Bug#379176: "E: foo: non-standard-toplevel-dir srv/" is policy not an error
Holger Levsen <debian@layer-acht.org> writes:
> On Saturday 22 July 2006 02:49, you wrote:
>> By my reading of FHS 2.3, no Debian-supplied package should be
>> installing files into /srv, since /srv is reserved for the local
>> administrator for local data. The error message may not be accurate,
>> but it looks to me like this still should be an error. Am I missing
>> something?
> I don't think you are correct:
> In
> http://www.debian.org/doc/packaging-manuals/fhs/fhs-2.3.html#SRVDATAFORSERVICESPROVIDEDBYSYSTEM
> the last sentence about /srv says:
> --begin quote -----------------
> Distributions must take care not to remove locally placed files in these
> directories without administrator permission. [20]
> [20]
> This is particularly important as these areas will often contain both files
> initially installed by the distributor, and those added by the administrator.

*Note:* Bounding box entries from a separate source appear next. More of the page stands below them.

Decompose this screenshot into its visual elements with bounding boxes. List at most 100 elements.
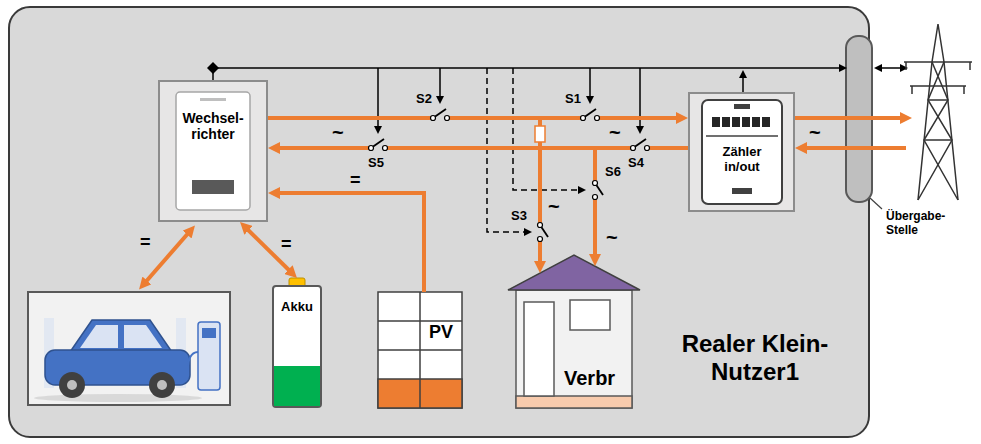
box-fill — [688, 92, 795, 212]
consumer-house: Verbr — [508, 255, 640, 410]
house-shape — [516, 396, 632, 408]
switch-symbol — [593, 181, 598, 186]
leader-line — [870, 198, 882, 209]
power-line — [274, 193, 424, 292]
car-illustration — [157, 380, 167, 390]
car-illustration — [59, 372, 85, 398]
house-shape — [508, 255, 640, 290]
node-text: Realer Klein-Nutzer1 — [660, 330, 850, 385]
pv-module: PV — [378, 292, 462, 408]
callout-label: Übergabe- Stelle — [886, 210, 958, 238]
car-illustration — [45, 320, 190, 398]
pv-panel — [378, 292, 462, 408]
battery-shape — [274, 366, 320, 406]
switch-symbol — [581, 116, 586, 121]
control-lines — [589, 68, 591, 100]
car-box — [28, 292, 230, 405]
meter-device — [742, 117, 750, 127]
car-box — [34, 394, 202, 402]
inverter-device — [176, 92, 250, 210]
power-tower — [904, 62, 972, 140]
node-text: Verbr — [564, 367, 634, 390]
battery-shape — [273, 286, 321, 407]
meter-box: Zähler in/out — [688, 92, 795, 212]
power-line — [595, 148, 688, 260]
fuse-symbol — [535, 126, 545, 142]
inverter-device — [192, 180, 234, 194]
charging-station — [198, 322, 220, 390]
node-text: Akku — [272, 300, 322, 315]
switch-symbol — [595, 116, 600, 121]
control-lines — [213, 67, 843, 69]
house-shape — [570, 300, 610, 330]
switch-symbol — [369, 146, 374, 151]
meter-device — [702, 100, 782, 204]
control-lines — [213, 68, 904, 232]
meter-device — [702, 100, 782, 204]
inverter-box: Wechsel- richter — [158, 80, 268, 222]
switch-symbol — [369, 109, 650, 242]
power-tower — [918, 24, 958, 200]
node-text: Wechsel- richter — [176, 110, 250, 142]
inverter-device — [176, 92, 250, 210]
car-illustration — [80, 325, 118, 348]
switch-symbol — [538, 237, 543, 242]
house-shape — [516, 290, 632, 408]
switch-symbol — [383, 146, 388, 151]
control-node — [207, 62, 219, 74]
car-box — [28, 292, 230, 405]
control-node — [207, 62, 219, 74]
meter-device — [732, 188, 752, 194]
control-lines — [742, 74, 744, 92]
control-lines — [377, 68, 379, 130]
switch-symbol — [645, 146, 650, 151]
switch-symbol — [593, 195, 598, 200]
switch-symbol — [631, 146, 636, 151]
house-shape — [508, 255, 640, 408]
fuse-symbol — [535, 126, 545, 142]
battery: Akku — [272, 278, 325, 408]
charging-station — [188, 322, 220, 390]
power-line — [244, 226, 292, 274]
node-text: Zähler in/out — [705, 145, 779, 175]
meter-device — [722, 117, 730, 127]
box-fill — [158, 80, 268, 222]
meter-device — [734, 104, 750, 109]
meter-device — [712, 117, 720, 127]
grid-wire — [801, 146, 906, 150]
control-lines — [878, 67, 904, 69]
power-tower — [906, 62, 970, 94]
pv-panel — [378, 292, 462, 408]
node-text: PV — [424, 322, 458, 343]
car-illustration — [67, 380, 77, 390]
car-illustration — [149, 372, 175, 398]
box-fill — [158, 80, 795, 222]
meter-device — [752, 117, 760, 127]
grid-wire — [143, 118, 906, 285]
switch-symbol — [431, 116, 436, 121]
pv-panel — [378, 292, 462, 408]
power-tower — [904, 24, 972, 200]
power-tower — [918, 62, 958, 200]
car-illustration — [124, 325, 162, 348]
meter-device — [732, 117, 740, 127]
grid-wire — [795, 116, 906, 120]
meter-device — [762, 117, 770, 127]
switch-symbol — [538, 223, 543, 228]
grid-wire — [143, 230, 191, 285]
car-illustration — [70, 320, 172, 352]
house-shape — [524, 302, 554, 396]
charging-station — [202, 328, 216, 338]
leader-line — [870, 198, 882, 209]
inverter-device — [200, 98, 226, 101]
meter-device — [706, 135, 778, 137]
control-lines — [439, 68, 441, 100]
charging-station — [188, 352, 198, 366]
control-lines — [639, 68, 641, 130]
battery-shape — [273, 278, 321, 407]
switch-symbol — [445, 116, 450, 121]
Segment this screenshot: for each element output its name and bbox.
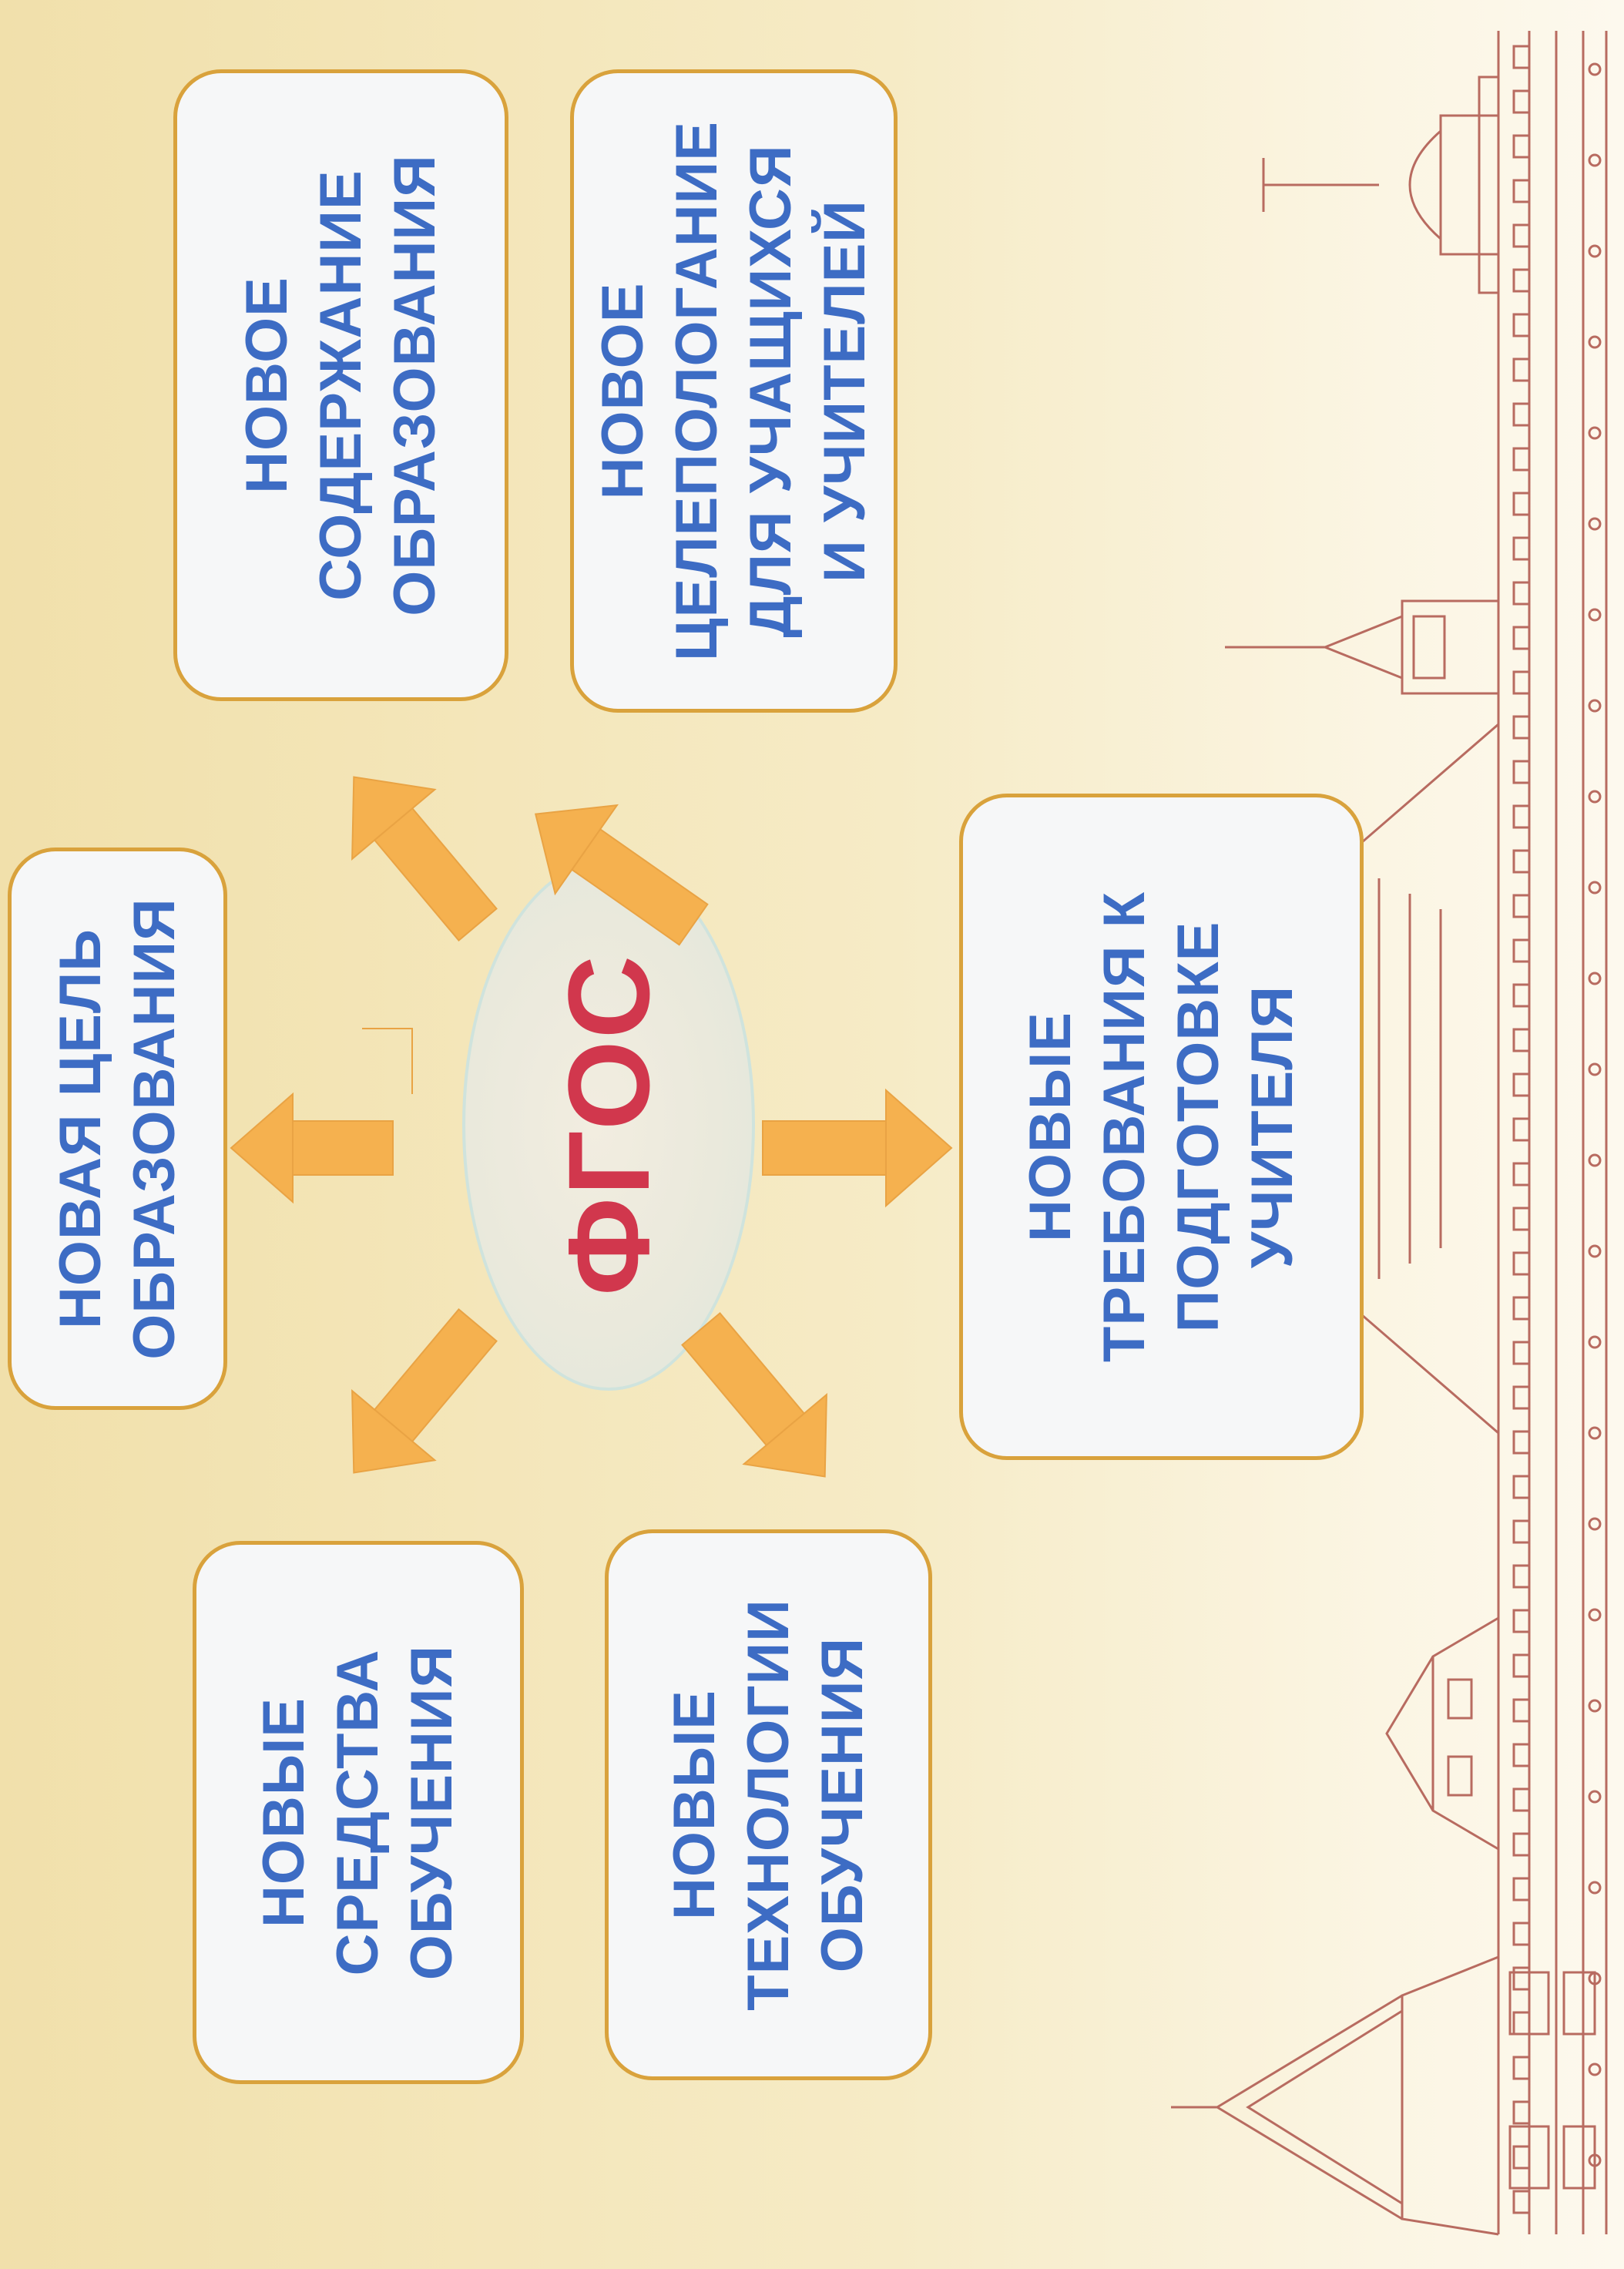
wall-window [1588,699,1602,713]
arrow-to-tools [351,1308,498,1474]
wall-window [1588,1426,1602,1440]
wall-merlon [1512,1028,1529,1052]
wall-window [1588,517,1602,531]
wall-merlon [1512,760,1529,784]
wall-merlon [1512,2056,1529,2080]
wall-merlon [1512,715,1529,740]
wall-merlon [1512,983,1529,1008]
wall-window [1588,335,1602,349]
arrow-to-technologies [681,1312,827,1478]
wall-merlon [1512,1832,1529,1857]
wall-merlon [1512,134,1529,159]
wall-merlon [1512,402,1529,427]
wall-merlon [1512,1922,1529,1946]
wall-merlon [1512,581,1529,606]
wall-merlon [1512,1207,1529,1231]
arrow-to-goal-head [230,1092,294,1204]
wall-window [1588,2063,1602,2076]
wall-merlon [1512,313,1529,337]
wall-window [1588,1517,1602,1531]
wall-window [1588,972,1602,985]
wall-merlon [1512,670,1529,695]
arrow-to-goal [362,1028,413,1094]
wall-window [1588,881,1602,895]
wall-merlon [1512,179,1529,203]
wall-merlon [1512,804,1529,829]
wall-merlon [1512,89,1529,114]
wall-merlon [1512,1564,1529,1589]
wall-window [1588,1153,1602,1167]
wall-merlon [1512,45,1529,69]
wall-window [1588,790,1602,804]
wall-merlon [1512,1877,1529,1901]
wall-window [1588,1881,1602,1895]
wall-window [1588,1790,1602,1804]
wall-merlon [1512,1475,1529,1499]
arrow-to-requirements-head [885,1088,953,1208]
wall-merlon [1512,2190,1529,2214]
wall-merlon [1512,1430,1529,1455]
wall-merlon [1512,492,1529,516]
wall-window [1588,62,1602,76]
wall-merlon [1512,1341,1529,1365]
wall-merlon [1512,1385,1529,1410]
wall-window [1588,1608,1602,1622]
wall-merlon [1512,1609,1529,1633]
wall-merlon [1512,1653,1529,1678]
wall-window [1588,153,1602,167]
wall-window [1588,1335,1602,1349]
wall-merlon [1512,536,1529,561]
wall-merlon [1512,1966,1529,1991]
wall-merlon [1512,1519,1529,1544]
arrow-to-goalsetting [534,804,709,946]
wall-merlon [1512,1117,1529,1142]
wall-merlon [1512,1787,1529,1812]
wall-window [1588,1244,1602,1258]
wall-window [1588,608,1602,622]
wall-merlon [1512,1698,1529,1723]
wall-window [1588,1062,1602,1076]
wall-window [1588,1699,1602,1713]
wall-merlon [1512,894,1529,918]
wall-window [1588,244,1602,258]
wall-merlon [1512,626,1529,650]
wall-merlon [1512,849,1529,874]
wall-merlon [1512,1743,1529,1767]
wall-merlon [1512,938,1529,963]
wall-merlon [1512,2145,1529,2170]
wall-merlon [1512,1296,1529,1321]
arrow-to-content [351,776,498,942]
wall-merlon [1512,1162,1529,1187]
wall-merlon [1512,357,1529,382]
wall-window [1588,426,1602,440]
wall-merlon [1512,223,1529,248]
wall-merlon [1512,1072,1529,1097]
wall-merlon [1512,1251,1529,1276]
wall-merlon [1512,2100,1529,2125]
wall-merlon [1512,447,1529,472]
wall-merlon [1512,268,1529,293]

> --end quote -----------------
> So, as I read it, /srv is clearly designed for files from the
> distribution and locally added ones.
How can that be reconciled with:
The methodology used to name subdirectories of /srv is unspecified as
there is currently no consensus on how this should be done. One method
for structuring data under /srv is by protocol, eg. ftp, rsync, www,
and cvs. On large systems it can be useful to structure /srv by
administrative context, such as /srv/physics/www, /srv/compsci/cvs,
etc. This setup will differ from host to host. Therefore, no program
should rely on a specific subdirectory structure of /srv existing or
data necessarily being stored in /srv. However /srv should always
exist on FHS compliant systems and should be used as the default
location for such data.
I don't see any way that shipping files under /srv in a Debian package
would be consistent with the second-to-last sentence above.